The game offers a number of different modes and allows players to carry out tasks ranging from the simple, such as seeking treasure, to the complex, such as building elaborate structures.
The game could be used to train machine-learning software that could later be used in applications such as robotics, Microsoft said. Hofmann speculated that AI agents could be trained to collaborate on tasks with humans within the game’s world.
The tool, which allows an AIs to become “embodied” within the game, could be helpful in allowing AI agents to integrate language and vision, Microsoft said.
Microsoft said its own researchers are using AIX, which has been under development for about a year, and a limited private test of the software has also been extended to a few academic researchers.
The company publicly announced the software on Monday and said it plans to make the tool available as open source, meaning users are free to modify the underlying code, this summer.
The platform consists of a mod for the Java version of the game and code that allows AI agents to sense and act within Minecraft, Microsoft said.
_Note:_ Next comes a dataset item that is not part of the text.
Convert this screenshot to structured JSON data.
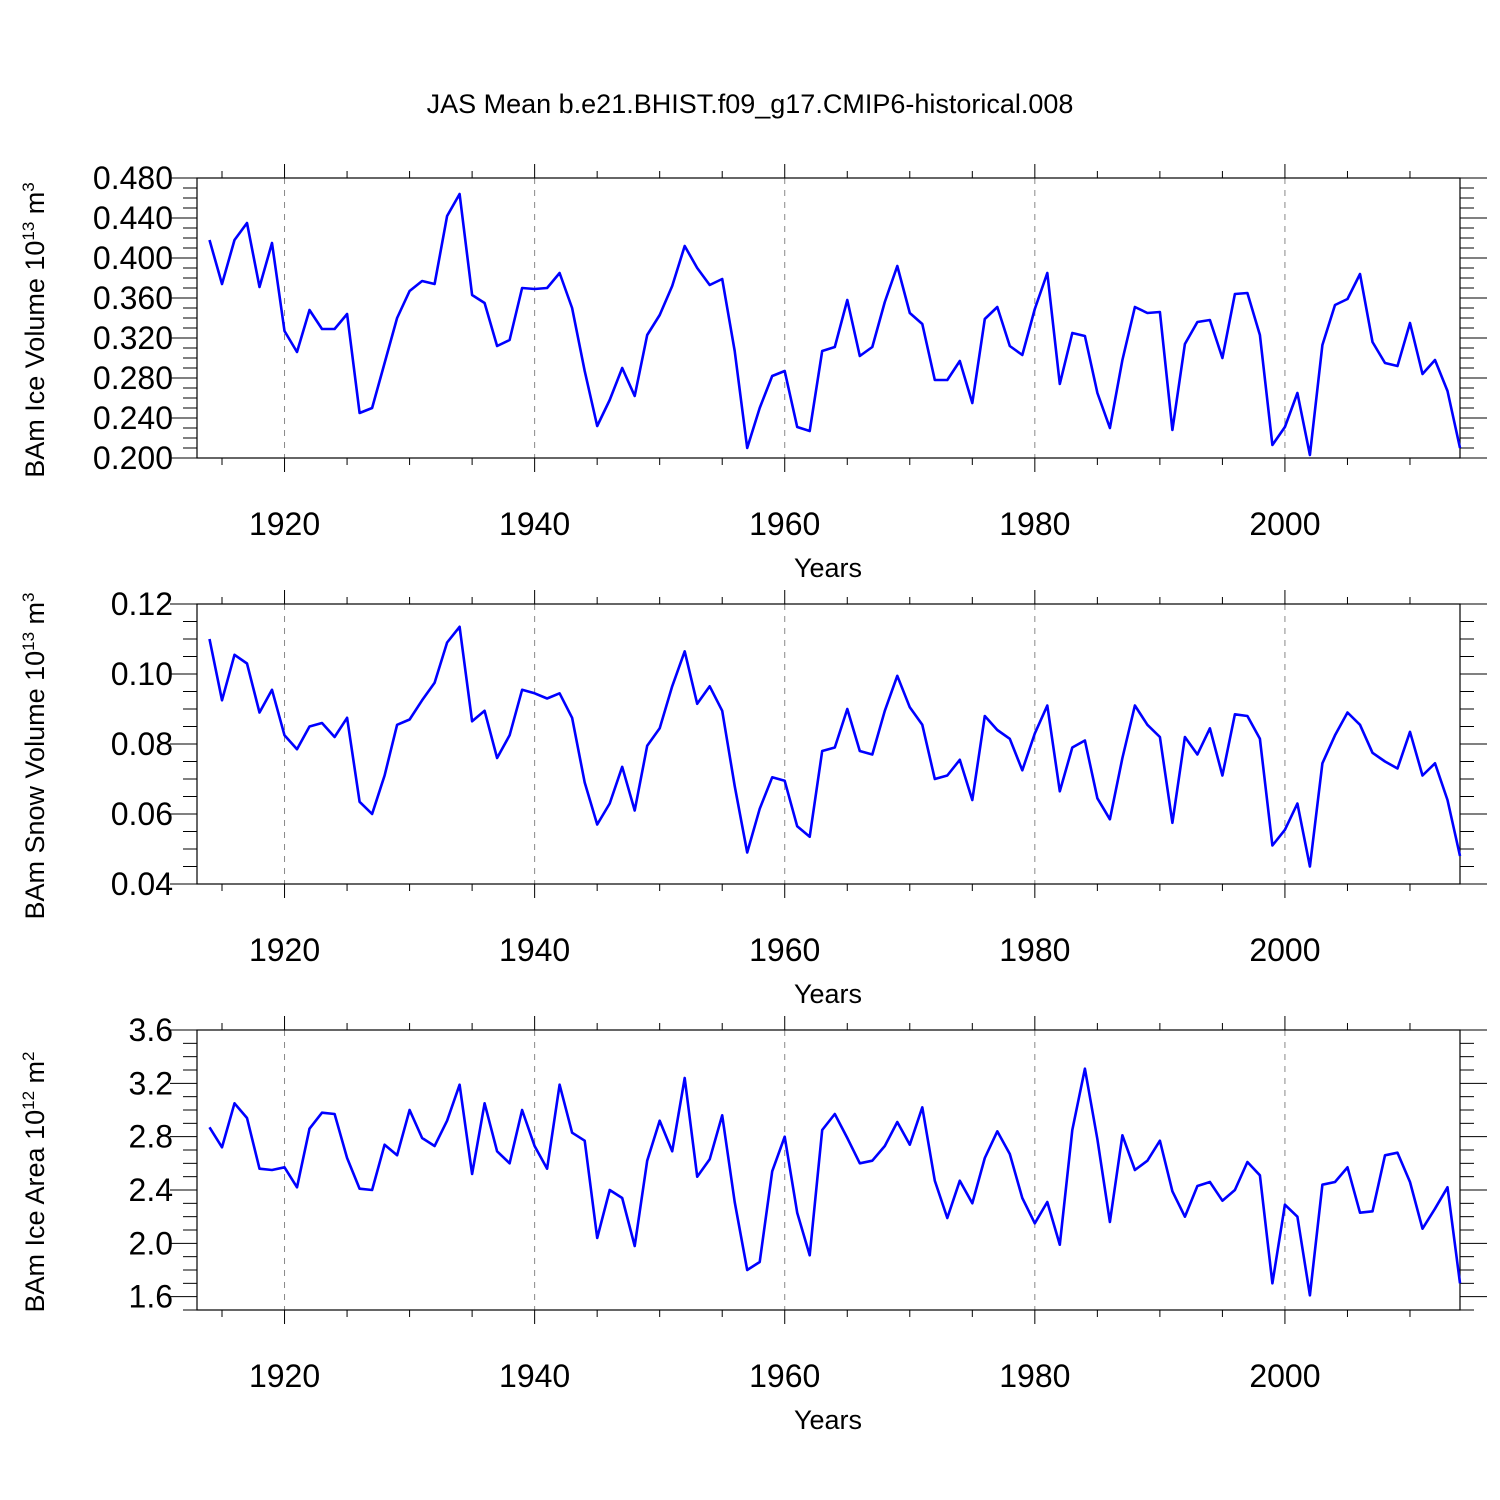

Both components can run on Windows, Linux or Mac OS X, and are compatible with agents programmed in any language, according to the company.
Microsoft said it is looking to attract a broad range of researchers and amateurs, and will also be making available teaching materials to help attract the interest of children.
IBM and Google are among the other IT companies running major AI research projects.
Google’s AlphaGo last week won three consecutive games against world-class Go player Lee Se-Dol in a best-of-five tournament, although Lee made a comeback on Sunday, finally defeating the program.
SpaceX chief executive Elon Musk and physicist Stephen Hawking are among those who have called for regulation of AI research, arguing that complex thinking machines could threaten humanity’s existence.